Machtpolitik: Bundesrat auf Abwegen

Nr. 34 –

Seit bald zehn Jahren dominiert in der Regierung der rechtsbürgerliche Block. Wie die Seilschaften funktionieren, zeigte der jüngste Entscheid zur Finanzierung der 13. AHV-Rente.

Albert Rösti und Karin Keller-Sutter bei den Von-Wattenwyl-Gesprächen
Sie haben vermutlich einen Plan: Albert Rösti und Karin Keller-Sutter, hier im Mai bei den Von-Wattenwyl-Gesprächen. Foto: Alessandro Della Valle, Keystone

Die Abstimmungsergebnisse vom 3. März waren an Deutlichkeit kaum zu übertreffen: Die Stimmbevölkerung befürwortete die 13. AHV-Rente – und lehnte gleichzeitig eine Erhöhung des Rentenalters ab. Es war ein historischer linker Sieg, ein Votum für die sozialpolitische Errungenschaft der AHV und ihren Umverteilungsmechanismus. Und eine herbe Niederlage für die Rechte, die das Sozialwerk seit Jahren und Jahrzehnten mit Finanzierungskatastrophenszenarien bekämpft.

Wie empfindlich der linke Triumph die bürgerliche Schweiz getroffen hat, zeigt sich an der Vehemenz, mit der sie nun versucht, die alte Ordnung wiederherzustellen. Als Einfallstor dient den Bürgerlichen die Tatsache, dass die Gewerkschaften bei ihrer Initiative für die 13. AHV-Rente offenliessen, wie diese finanziert werden soll.
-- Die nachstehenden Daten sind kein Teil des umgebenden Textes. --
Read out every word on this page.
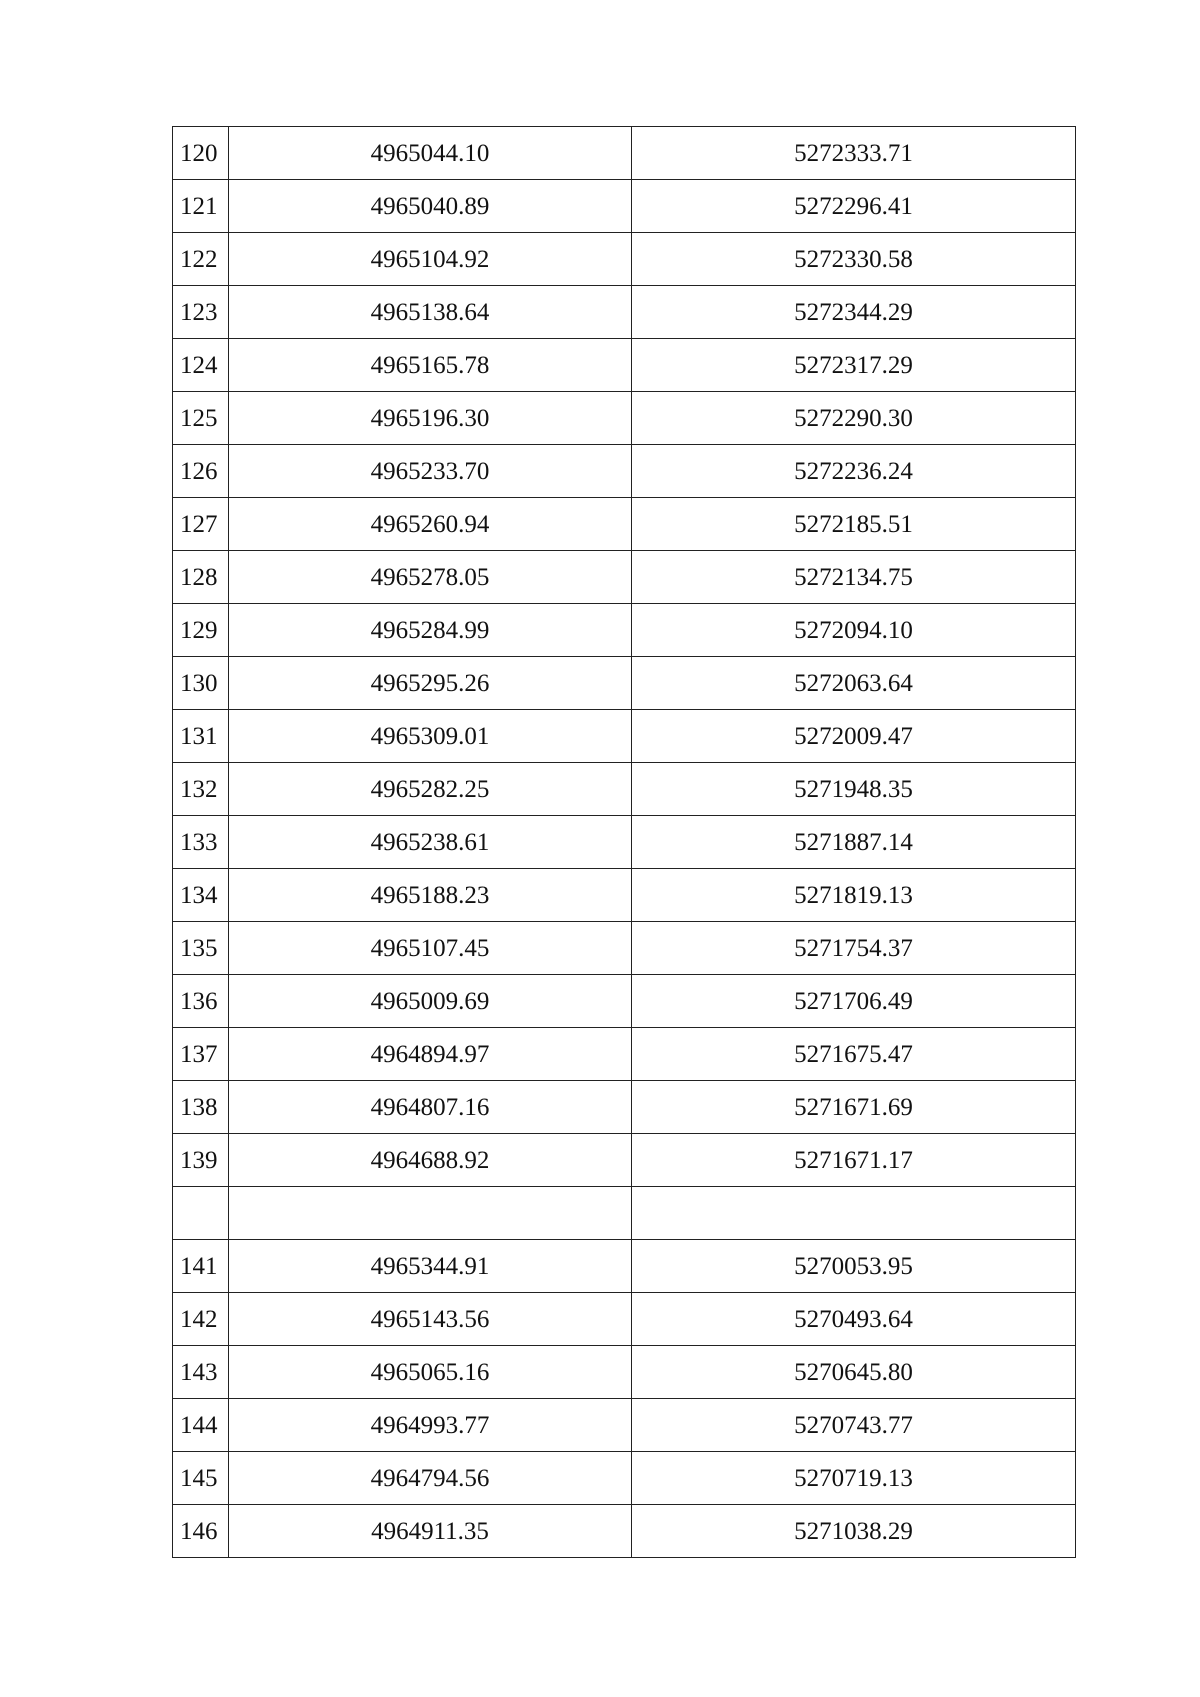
120	4965044.10	5272333.71
121	4965040.89	5272296.41
122	4965104.92	5272330.58
123	4965138.64	5272344.29
124	4965165.78	5272317.29
125	4965196.30	5272290.30
126	4965233.70	5272236.24
127	4965260.94	5272185.51
128	4965278.05	5272134.75
129	4965284.99	5272094.10
130	4965295.26	5272063.64
131	4965309.01	5272009.47
132	4965282.25	5271948.35
133	4965238.61	5271887.14
134	4965188.23	5271819.13
135	4965107.45	5271754.37
136	4965009.69	5271706.49
137	4964894.97	5271675.47
138	4964807.16	5271671.69
139	4964688.92	5271671.17

141	4965344.91	5270053.95
142	4965143.56	5270493.64
143	4965065.16	5270645.80
144	4964993.77	5270743.77
145	4964794.56	5270719.13
146	4964911.35	5271038.29
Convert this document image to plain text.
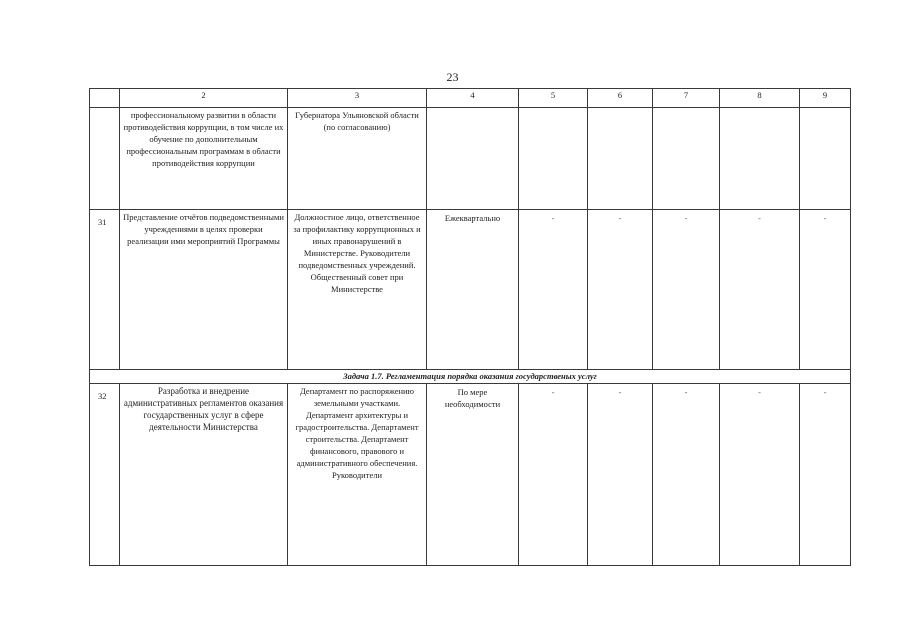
23
	2	3	4	5	6	7	8	9
	профессиональному развитии в области противодействия коррупции, в том числе их обучение по дополнительным профессиональным программам в области противодействия коррупции	Губернатора Ульяновской области (по согласованию)						
31	Представление отчётов подведомственными учреждениями в целях проверки реализации ими мероприятий Программы	Должностное лицо, ответственное за профилактику коррупционных и иных правонарушений в Министерстве. Руководители подведомственных учреждений. Общественный совет при Министерстве	Ежеквартально	-	-	-	-	-
Задача 1.7. Регламентация порядка оказания государственых услуг								
32	Разработка и внедрение административных регламентов оказания государственных услуг в сфере деятельности Министерства	Департамент по распоряжению земельными участками. Департамент архитектуры и градостроительства. Департамент строительства. Департамент финансового, правового и административного обеспечения. Руководители	По мере необходимости	-	-	-	-	-
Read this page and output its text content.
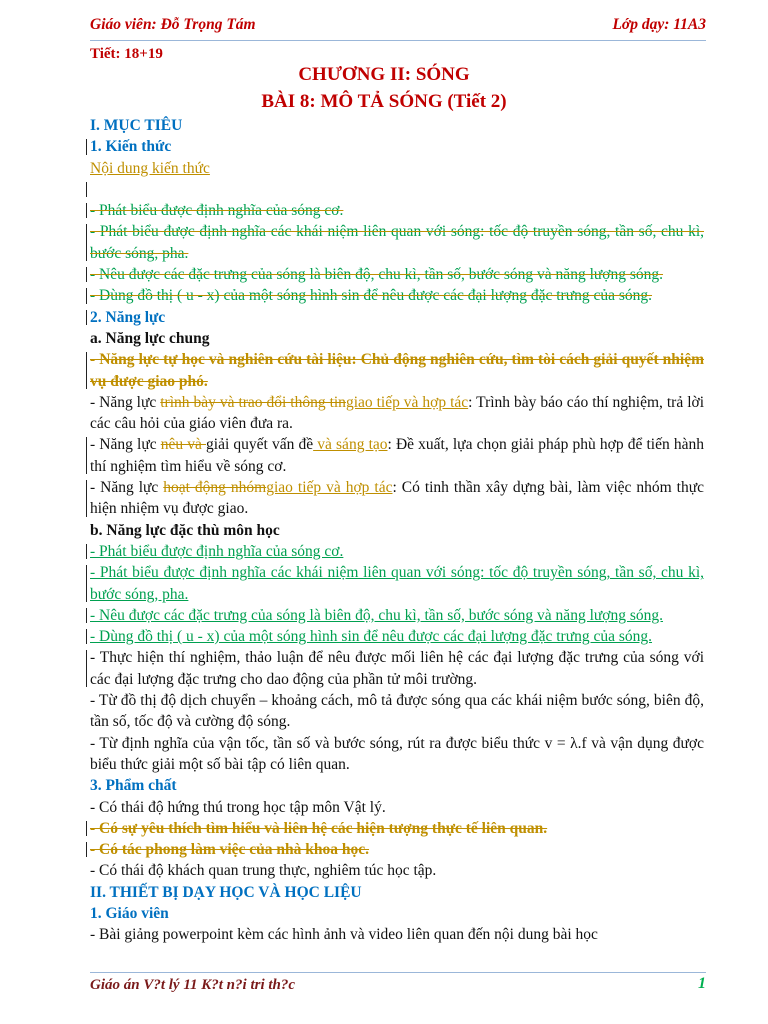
Giáo viên: Đỗ Trọng Tám	Lớp dạy: 11A3
Tiết: 18+19
CHƯƠNG II: SÓNG
BÀI 8: MÔ TẢ SÓNG (Tiết 2)
I. MỤC TIÊU
1. Kiến thức
Nội dung kiến thức
- Phát biểu được định nghĩa của sóng cơ.
- Phát biểu được định nghĩa các khái niệm liên quan với sóng: tốc độ truyền sóng, tần số, chu kì, bước sóng, pha.
- Nêu được các đặc trưng của sóng là biên độ, chu kì, tần số, bước sóng và năng lượng sóng.
- Dùng đồ thị ( u - x) của một sóng hình sin để nêu được các đại lượng đặc trưng của sóng.
2. Năng lực
a. Năng lực chung
- Năng lực tự học và nghiên cứu tài liệu: Chủ động nghiên cứu, tìm tòi cách giải quyết nhiệm vụ được giao phó.
- Năng lực trình bày và trao đổi thông tingiao tiếp và hợp tác: Trình bày báo cáo thí nghiệm, trả lời các câu hỏi của giáo viên đưa ra.
- Năng lực nêu và giải quyết vấn đề và sáng tạo: Đề xuất, lựa chọn giải pháp phù hợp để tiến hành thí nghiệm tìm hiểu về sóng cơ.
- Năng lực hoạt động nhómgiao tiếp và hợp tác: Có tinh thần xây dựng bài, làm việc nhóm thực hiện nhiệm vụ được giao.
b. Năng lực đặc thù môn học
- Phát biểu được định nghĩa của sóng cơ.
- Phát biểu được định nghĩa các khái niệm liên quan với sóng: tốc độ truyền sóng, tần số, chu kì, bước sóng, pha.
- Nêu được các đặc trưng của sóng là biên độ, chu kì, tần số, bước sóng và năng lượng sóng.
- Dùng đồ thị ( u - x) của một sóng hình sin để nêu được các đại lượng đặc trưng của sóng.
- Thực hiện thí nghiệm, thảo luận để nêu được mối liên hệ các đại lượng đặc trưng của sóng với các đại lượng đặc trưng cho dao động của phần tử môi trường.
- Từ đồ thị độ dịch chuyển – khoảng cách, mô tả được sóng qua các khái niệm bước sóng, biên độ, tần số, tốc độ và cường độ sóng.
- Từ định nghĩa của vận tốc, tần số và bước sóng, rút ra được biểu thức v = λ.f và vận dụng được biểu thức giải một số bài tập có liên quan.
3. Phẩm chất
- Có thái độ hứng thú trong học tập môn Vật lý.
- Có sự yêu thích tìm hiểu và liên hệ các hiện tượng thực tế liên quan.
- Có tác phong làm việc của nhà khoa học.
- Có thái độ khách quan trung thực, nghiêm túc học tập.
II. THIẾT BỊ DẠY HỌC VÀ HỌC LIỆU
1. Giáo viên
- Bài giảng powerpoint kèm các hình ảnh và video liên quan đến nội dung bài học
Giáo án V?t lý 11 K?t n?i tri th?c	1
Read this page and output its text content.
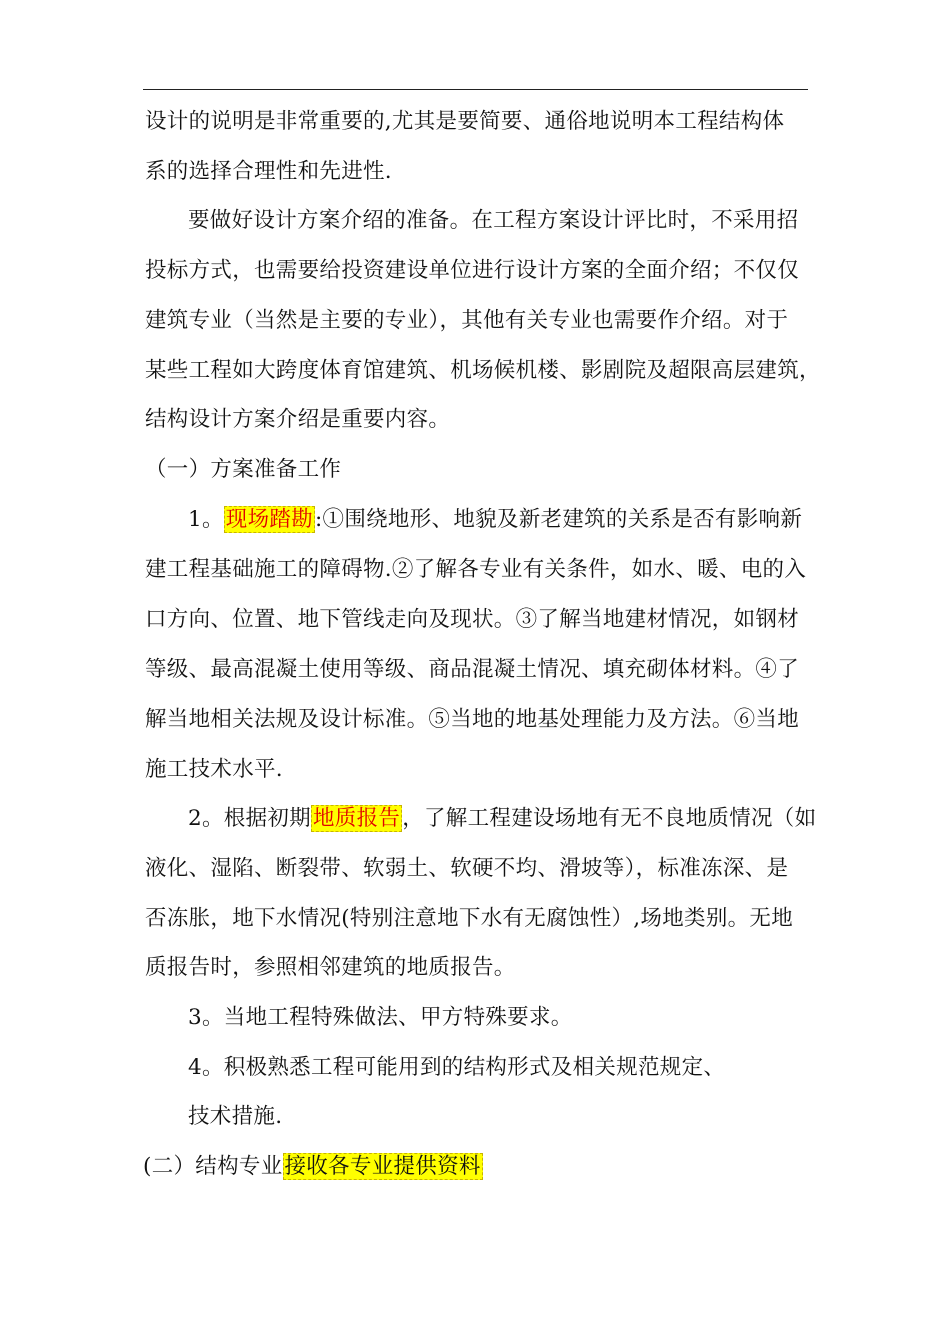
设计的说明是非常重要的,尤其是要简要、通俗地说明本工程结构体
系的选择合理性和先进性.
要做好设计方案介绍的准备。在工程方案设计评比时，不采用招
投标方式，也需要给投资建设单位进行设计方案的全面介绍；不仅仅
建筑专业（当然是主要的专业），其他有关专业也需要作介绍。对于
某些工程如大跨度体育馆建筑、机场候机楼、影剧院及超限高层建筑，
结构设计方案介绍是重要内容。
（一）方案准备工作
1。现场踏勘:①围绕地形、地貌及新老建筑的关系是否有影响新
建工程基础施工的障碍物.②了解各专业有关条件，如水、暖、电的入
口方向、位置、地下管线走向及现状。③了解当地建材情况，如钢材
等级、最高混凝土使用等级、商品混凝土情况、填充砌体材料。④了
解当地相关法规及设计标准。⑤当地的地基处理能力及方法。⑥当地
施工技术水平.
2。根据初期地质报告，了解工程建设场地有无不良地质情况（如
液化、湿陷、断裂带、软弱土、软硬不均、滑坡等），标准冻深、是
否冻胀，地下水情况(特别注意地下水有无腐蚀性）,场地类别。无地
质报告时，参照相邻建筑的地质报告。
3。当地工程特殊做法、甲方特殊要求。
4。积极熟悉工程可能用到的结构形式及相关规范规定、
技术措施.
(二）结构专业接收各专业提供资料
Begonnen haben die Manöver bereits vor der Sommerpause: als sich die bürgerlich dominierte Sozialkommission des Nationalrats gänzlich gegen eine Finanzierungsvorlage für die 13. AHV-Rente aussprach. Fortgesetzt hat die Operation nach der Sommerpause der Bundesrat: Zwar kann er nicht hinter den Volksentscheid zurück, dass die 13. Rente ab 2026 ausbezahlt werden muss. Aber letzte Woche ist er urplötzlich von seinen ursprünglichen Finanzierungsvorschlägen zurückgetreten.

Eine koordinierte Aktion

Die Kehrtwende des Bundesrats ist aus zwei Gründen bemerkenswert: Äusserst selten kommt es vor, dass die Landesregierung Vorschläge in die Vernehmlassung schickt, nur um zum Ende der Veranstaltung eine ganz neue Variante aus dem Hut zu zaubern. Ursprünglich hatte der Bundesrat geplant, die 13. AHV-Rente entweder über Lohnprozente zu finanzieren oder alternativ über eine Kombination aus Lohnprozenten und einer Erhöhung der Mehrwertsteuer. Varianten, die Unternehmen und Gutverdienende stärker belastet hätten als Geringverdiener:innen.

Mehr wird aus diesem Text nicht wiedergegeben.